When we think of 3D displays, we usually think of filtered glasses, allowing a screen to split an image into a "left-eye" version and a "right-eye" version. This creates the illusion of depth as the brain synthesizes the two images. Though it's also a two-dimensional take on 3D, Lee's display is working from a completely different paradigm.
Instead of simulating depth from a fixed point of view, Lee's program is simulating space by adapting a 2-D image to the position of the viewer. This is, in fact, more advanced than the traditional fixed-point approach used in movies like Beowulf. Here, the user can interact with the simulated space by moving around the frame and processing multiple viewing angles.
This could really be the next generation of displays for consoles and simulation. Even from the video, you can tell that it's mind-blowingly immersive, and it promises new heights of simulation and interaction.
I think it's also a testament to technology that this could be developed and disseminated by a man who is essentially an amateur, working with pre-existing tools and an incredibly innovative brain. He didn't need a room full of engineers to sit around and develop this with him, nor a corporate sponsor to give him financial backing and public exposure... he created it and publicized it himself, and nobody can ever take that credit away from him. That's a kind of visionary independence that's never been possible in any other culture or era.
Quickly, I'd like to throw in my own thought for expanding on this innovation. Perhaps somebody else has already suggested this, but I figure I may as well record it for posterity.
MY IDEA:
Okay, at the end of the segment, Johnny mentions that this will only work for one person at a time. This is because the display has to adapt to the user's position and adjust the image accordingly, and the same image can't accommodate two different points of view simultaneously. I'm not an inventor, and for me this is all speculative, but I have an idea of how to solve this particular problem.
I've heard of a technology that uses interlacing and wavelength filtering (i.e. through filtering glasses) to display two different images on the same screen at the same time. The screen would just interlace two images (image A and image B) that are projected for two different wavelengths, and the users (user A and user B) would each wear a different pair of glasses (glasses A and glasses B). The final result: user A would only see image A, and user B would only see image B. This would be a lovely alternative to split-screen viewing in two-player video games. Both players would be able to use the entire screen to steer their Kart.

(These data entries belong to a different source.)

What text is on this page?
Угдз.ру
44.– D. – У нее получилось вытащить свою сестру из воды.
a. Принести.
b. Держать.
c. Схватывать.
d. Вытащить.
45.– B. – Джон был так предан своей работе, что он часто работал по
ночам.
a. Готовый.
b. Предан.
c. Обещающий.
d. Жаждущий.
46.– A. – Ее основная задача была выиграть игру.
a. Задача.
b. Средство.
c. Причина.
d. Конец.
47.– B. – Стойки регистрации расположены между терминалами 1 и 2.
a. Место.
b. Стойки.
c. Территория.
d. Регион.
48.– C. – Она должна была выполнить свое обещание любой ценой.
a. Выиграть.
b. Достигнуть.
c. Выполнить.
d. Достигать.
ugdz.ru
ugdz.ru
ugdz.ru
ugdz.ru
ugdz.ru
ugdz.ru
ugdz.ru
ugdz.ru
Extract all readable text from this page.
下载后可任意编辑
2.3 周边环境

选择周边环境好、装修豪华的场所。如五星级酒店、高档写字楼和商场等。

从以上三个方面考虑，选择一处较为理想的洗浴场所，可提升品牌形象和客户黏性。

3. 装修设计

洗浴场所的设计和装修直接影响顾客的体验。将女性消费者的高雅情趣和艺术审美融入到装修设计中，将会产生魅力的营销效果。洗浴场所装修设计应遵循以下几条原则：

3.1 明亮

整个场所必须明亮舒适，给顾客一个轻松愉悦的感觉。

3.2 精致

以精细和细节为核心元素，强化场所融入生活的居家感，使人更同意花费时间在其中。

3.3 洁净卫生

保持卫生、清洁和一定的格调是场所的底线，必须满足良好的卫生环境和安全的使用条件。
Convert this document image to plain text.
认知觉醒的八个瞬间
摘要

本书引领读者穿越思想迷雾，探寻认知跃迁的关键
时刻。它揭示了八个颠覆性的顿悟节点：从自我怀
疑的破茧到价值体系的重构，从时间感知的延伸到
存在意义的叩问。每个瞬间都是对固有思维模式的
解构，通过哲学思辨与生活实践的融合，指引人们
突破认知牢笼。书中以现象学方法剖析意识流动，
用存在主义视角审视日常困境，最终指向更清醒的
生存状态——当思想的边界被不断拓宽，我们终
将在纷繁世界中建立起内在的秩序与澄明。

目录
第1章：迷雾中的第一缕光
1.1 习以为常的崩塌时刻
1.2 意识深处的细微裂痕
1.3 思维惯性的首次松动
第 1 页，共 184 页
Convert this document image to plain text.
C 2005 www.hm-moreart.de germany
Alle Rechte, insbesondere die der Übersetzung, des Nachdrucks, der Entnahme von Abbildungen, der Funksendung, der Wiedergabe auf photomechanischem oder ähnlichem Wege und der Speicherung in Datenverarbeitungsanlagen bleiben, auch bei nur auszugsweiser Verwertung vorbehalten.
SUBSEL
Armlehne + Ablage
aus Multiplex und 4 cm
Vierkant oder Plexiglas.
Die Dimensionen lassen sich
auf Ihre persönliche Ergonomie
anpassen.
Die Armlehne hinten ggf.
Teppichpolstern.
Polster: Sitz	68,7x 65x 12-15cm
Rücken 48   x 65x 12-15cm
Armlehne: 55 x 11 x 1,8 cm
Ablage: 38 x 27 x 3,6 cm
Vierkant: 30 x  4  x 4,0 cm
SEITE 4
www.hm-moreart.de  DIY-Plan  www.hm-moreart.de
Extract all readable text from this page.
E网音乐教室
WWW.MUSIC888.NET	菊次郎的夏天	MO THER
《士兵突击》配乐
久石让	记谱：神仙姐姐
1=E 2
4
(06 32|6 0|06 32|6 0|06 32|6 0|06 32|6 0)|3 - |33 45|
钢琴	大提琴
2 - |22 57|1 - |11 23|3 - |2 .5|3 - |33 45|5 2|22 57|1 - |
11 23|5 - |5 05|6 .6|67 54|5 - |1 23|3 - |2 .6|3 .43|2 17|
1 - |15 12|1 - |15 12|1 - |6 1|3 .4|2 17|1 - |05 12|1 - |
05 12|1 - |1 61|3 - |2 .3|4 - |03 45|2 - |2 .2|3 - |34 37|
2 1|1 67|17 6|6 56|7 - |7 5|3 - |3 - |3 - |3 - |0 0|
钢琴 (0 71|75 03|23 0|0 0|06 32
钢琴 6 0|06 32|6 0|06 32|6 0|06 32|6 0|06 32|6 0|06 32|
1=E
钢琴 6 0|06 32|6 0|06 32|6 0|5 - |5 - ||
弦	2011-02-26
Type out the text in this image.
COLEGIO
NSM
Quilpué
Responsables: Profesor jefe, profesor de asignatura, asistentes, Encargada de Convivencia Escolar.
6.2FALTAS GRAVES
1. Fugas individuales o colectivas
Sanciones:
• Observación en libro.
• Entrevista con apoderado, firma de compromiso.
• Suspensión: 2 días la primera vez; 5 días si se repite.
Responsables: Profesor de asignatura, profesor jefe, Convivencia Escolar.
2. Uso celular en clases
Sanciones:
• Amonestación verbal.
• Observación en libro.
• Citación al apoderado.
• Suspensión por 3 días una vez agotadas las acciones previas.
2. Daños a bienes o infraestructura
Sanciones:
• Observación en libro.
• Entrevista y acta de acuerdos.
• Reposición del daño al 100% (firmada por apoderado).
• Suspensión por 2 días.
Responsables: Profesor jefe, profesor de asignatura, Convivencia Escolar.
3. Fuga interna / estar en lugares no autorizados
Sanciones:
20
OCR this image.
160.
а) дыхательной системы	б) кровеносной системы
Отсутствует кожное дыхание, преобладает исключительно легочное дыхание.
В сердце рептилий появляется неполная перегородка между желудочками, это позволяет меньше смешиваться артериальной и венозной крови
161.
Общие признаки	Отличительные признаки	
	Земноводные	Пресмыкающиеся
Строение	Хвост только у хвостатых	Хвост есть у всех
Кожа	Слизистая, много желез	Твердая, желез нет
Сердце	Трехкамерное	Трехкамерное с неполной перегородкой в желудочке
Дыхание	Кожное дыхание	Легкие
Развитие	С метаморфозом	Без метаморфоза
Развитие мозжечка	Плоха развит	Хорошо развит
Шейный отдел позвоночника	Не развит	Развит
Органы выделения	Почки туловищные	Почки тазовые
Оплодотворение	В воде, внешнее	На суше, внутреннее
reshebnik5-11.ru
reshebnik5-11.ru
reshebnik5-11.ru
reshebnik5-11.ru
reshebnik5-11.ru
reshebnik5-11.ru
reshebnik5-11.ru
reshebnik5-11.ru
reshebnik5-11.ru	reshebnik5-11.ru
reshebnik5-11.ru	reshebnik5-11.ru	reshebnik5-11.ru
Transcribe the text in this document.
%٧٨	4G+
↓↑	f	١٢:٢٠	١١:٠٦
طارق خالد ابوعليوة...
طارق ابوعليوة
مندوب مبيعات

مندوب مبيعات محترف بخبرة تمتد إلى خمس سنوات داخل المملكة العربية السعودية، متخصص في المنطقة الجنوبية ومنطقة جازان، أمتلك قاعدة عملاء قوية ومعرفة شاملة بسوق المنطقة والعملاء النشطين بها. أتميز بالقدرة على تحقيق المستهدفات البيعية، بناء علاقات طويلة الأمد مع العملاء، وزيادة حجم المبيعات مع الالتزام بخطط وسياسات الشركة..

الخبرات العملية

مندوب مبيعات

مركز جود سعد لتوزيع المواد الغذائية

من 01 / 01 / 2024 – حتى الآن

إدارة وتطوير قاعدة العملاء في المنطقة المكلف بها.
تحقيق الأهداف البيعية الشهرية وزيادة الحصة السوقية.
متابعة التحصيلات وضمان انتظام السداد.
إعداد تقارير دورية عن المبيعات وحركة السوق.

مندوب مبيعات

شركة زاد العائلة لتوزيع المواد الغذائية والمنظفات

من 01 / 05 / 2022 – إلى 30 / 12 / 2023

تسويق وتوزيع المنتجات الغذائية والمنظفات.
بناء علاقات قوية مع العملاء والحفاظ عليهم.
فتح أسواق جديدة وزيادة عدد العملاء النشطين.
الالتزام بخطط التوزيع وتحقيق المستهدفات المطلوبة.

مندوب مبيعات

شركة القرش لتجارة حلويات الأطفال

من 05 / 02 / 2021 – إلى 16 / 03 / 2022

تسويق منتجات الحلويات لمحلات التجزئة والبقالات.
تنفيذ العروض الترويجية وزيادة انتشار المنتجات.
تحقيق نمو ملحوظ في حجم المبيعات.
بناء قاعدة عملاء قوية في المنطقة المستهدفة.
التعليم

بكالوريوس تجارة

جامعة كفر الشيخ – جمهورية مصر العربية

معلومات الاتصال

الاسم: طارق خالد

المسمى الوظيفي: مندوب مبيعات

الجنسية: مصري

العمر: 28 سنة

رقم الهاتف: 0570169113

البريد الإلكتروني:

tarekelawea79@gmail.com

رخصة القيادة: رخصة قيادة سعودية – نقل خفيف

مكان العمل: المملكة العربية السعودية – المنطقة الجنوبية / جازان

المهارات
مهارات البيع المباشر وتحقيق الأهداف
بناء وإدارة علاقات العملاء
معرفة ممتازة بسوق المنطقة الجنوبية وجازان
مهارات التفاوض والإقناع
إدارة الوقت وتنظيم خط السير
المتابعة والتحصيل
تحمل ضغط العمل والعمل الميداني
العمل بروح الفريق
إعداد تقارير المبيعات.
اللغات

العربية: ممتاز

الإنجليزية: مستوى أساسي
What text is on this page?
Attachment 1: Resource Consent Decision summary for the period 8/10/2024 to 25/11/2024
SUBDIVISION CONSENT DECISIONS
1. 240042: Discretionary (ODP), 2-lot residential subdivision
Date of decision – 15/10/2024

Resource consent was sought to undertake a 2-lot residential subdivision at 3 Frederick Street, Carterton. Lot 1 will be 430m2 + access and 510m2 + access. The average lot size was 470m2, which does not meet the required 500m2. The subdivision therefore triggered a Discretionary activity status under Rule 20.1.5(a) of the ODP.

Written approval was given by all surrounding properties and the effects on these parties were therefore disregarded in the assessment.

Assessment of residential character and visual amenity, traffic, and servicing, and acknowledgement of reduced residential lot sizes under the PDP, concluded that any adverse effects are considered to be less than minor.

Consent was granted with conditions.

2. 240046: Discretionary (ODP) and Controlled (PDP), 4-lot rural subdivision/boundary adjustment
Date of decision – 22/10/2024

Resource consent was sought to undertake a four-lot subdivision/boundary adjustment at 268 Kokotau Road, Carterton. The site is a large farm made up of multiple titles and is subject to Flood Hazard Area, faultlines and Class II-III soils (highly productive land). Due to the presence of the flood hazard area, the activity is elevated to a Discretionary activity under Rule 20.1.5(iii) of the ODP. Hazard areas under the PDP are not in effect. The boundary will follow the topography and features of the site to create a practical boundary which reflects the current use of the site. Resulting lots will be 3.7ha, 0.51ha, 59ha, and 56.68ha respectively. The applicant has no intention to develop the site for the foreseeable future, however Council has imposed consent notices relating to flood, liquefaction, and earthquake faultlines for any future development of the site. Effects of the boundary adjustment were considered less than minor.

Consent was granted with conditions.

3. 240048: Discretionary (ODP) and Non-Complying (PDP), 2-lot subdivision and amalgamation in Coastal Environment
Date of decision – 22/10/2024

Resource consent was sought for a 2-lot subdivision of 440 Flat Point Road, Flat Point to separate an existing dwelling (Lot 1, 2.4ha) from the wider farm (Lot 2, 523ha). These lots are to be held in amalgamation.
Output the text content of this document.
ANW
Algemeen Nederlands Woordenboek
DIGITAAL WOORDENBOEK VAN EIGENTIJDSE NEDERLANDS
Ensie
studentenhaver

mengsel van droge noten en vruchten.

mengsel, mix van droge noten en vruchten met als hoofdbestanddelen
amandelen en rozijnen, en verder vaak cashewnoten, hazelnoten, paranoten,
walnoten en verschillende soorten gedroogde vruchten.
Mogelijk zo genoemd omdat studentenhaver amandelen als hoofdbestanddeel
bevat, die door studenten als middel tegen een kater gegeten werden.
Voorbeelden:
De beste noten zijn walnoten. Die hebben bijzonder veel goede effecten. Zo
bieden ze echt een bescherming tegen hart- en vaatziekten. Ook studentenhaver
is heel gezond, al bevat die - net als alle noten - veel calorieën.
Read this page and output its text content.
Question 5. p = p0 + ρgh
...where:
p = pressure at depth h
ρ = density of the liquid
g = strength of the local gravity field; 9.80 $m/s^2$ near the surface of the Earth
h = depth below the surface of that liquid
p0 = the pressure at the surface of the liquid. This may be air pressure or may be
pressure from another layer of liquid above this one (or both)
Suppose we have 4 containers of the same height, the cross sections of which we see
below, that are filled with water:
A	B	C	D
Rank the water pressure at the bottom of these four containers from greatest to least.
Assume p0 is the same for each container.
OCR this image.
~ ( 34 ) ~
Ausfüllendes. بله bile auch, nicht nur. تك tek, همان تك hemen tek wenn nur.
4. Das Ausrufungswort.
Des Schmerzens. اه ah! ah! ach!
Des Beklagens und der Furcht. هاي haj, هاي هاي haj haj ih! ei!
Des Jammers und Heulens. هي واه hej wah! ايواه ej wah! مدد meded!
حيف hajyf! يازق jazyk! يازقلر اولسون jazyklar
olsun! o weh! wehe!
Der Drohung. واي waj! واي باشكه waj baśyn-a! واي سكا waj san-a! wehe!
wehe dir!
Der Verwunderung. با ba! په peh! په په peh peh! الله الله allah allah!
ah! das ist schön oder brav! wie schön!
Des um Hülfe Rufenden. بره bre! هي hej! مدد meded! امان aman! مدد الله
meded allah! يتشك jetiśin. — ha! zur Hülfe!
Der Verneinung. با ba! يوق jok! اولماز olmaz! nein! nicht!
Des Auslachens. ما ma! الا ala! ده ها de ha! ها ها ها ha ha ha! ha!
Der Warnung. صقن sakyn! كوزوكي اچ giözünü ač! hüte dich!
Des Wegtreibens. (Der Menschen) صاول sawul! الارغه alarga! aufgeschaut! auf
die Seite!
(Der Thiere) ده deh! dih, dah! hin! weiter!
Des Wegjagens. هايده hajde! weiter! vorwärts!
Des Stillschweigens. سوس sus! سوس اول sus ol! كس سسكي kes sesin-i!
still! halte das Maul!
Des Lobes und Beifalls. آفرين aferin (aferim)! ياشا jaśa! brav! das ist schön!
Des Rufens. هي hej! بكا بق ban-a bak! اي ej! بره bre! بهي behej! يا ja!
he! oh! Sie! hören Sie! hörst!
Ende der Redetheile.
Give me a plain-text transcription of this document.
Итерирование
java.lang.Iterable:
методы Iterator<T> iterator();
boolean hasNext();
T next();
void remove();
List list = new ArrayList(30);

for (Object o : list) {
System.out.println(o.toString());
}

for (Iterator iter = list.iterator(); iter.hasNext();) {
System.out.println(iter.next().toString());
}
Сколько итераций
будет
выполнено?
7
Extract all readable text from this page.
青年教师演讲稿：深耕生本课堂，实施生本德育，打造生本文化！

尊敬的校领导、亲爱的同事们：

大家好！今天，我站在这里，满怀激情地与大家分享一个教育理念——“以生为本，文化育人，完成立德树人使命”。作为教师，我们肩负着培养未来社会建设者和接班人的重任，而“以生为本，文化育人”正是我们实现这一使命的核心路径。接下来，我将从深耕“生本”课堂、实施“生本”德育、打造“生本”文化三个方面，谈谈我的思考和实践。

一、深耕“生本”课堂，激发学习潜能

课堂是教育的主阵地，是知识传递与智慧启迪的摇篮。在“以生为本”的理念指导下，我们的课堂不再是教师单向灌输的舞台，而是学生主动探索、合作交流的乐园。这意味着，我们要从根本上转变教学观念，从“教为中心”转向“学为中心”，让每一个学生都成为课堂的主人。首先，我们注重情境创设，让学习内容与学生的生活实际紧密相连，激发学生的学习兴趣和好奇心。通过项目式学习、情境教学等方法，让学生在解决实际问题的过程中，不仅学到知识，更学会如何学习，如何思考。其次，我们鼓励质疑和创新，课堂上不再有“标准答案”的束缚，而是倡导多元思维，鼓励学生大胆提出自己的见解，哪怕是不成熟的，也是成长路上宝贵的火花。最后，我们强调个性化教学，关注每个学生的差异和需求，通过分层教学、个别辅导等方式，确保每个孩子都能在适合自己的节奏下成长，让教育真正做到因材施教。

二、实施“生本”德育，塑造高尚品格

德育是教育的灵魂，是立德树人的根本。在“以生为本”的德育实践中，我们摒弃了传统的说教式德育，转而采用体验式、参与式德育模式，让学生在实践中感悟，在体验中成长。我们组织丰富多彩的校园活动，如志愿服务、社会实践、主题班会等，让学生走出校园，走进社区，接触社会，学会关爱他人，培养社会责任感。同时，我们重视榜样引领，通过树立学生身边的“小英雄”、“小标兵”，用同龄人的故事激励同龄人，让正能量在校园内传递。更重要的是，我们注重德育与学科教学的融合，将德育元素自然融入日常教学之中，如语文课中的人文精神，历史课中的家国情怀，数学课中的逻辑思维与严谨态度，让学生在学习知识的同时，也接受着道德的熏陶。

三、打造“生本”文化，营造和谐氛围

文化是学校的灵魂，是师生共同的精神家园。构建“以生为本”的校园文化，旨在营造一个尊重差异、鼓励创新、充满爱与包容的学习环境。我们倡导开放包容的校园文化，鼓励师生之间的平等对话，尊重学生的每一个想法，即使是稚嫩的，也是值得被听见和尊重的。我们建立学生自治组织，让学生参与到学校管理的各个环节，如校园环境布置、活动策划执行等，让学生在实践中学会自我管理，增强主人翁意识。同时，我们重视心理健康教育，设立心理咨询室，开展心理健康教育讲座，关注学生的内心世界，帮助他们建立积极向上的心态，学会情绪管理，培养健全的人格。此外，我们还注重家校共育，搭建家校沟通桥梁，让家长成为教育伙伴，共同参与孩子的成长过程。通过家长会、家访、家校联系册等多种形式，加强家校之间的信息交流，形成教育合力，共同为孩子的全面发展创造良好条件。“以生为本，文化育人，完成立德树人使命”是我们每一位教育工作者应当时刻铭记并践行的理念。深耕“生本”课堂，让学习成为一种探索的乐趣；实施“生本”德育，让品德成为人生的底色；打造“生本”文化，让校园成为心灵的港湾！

Combining this technology with Lee's head-tracking wouldn't be difficult. He himself used a pair of safety goggles to track his head movement. If you just put filtering lenses in two pairs of goggles, you could give each of two users their own individualized content on the same screen. Thus, you could have the same scene, adapting to the positions of two different people at the same time, and you could create two-player games where each player got their own unique 3D experience.
COME ON, NINTENDO!!! DO EET!!! This is the future!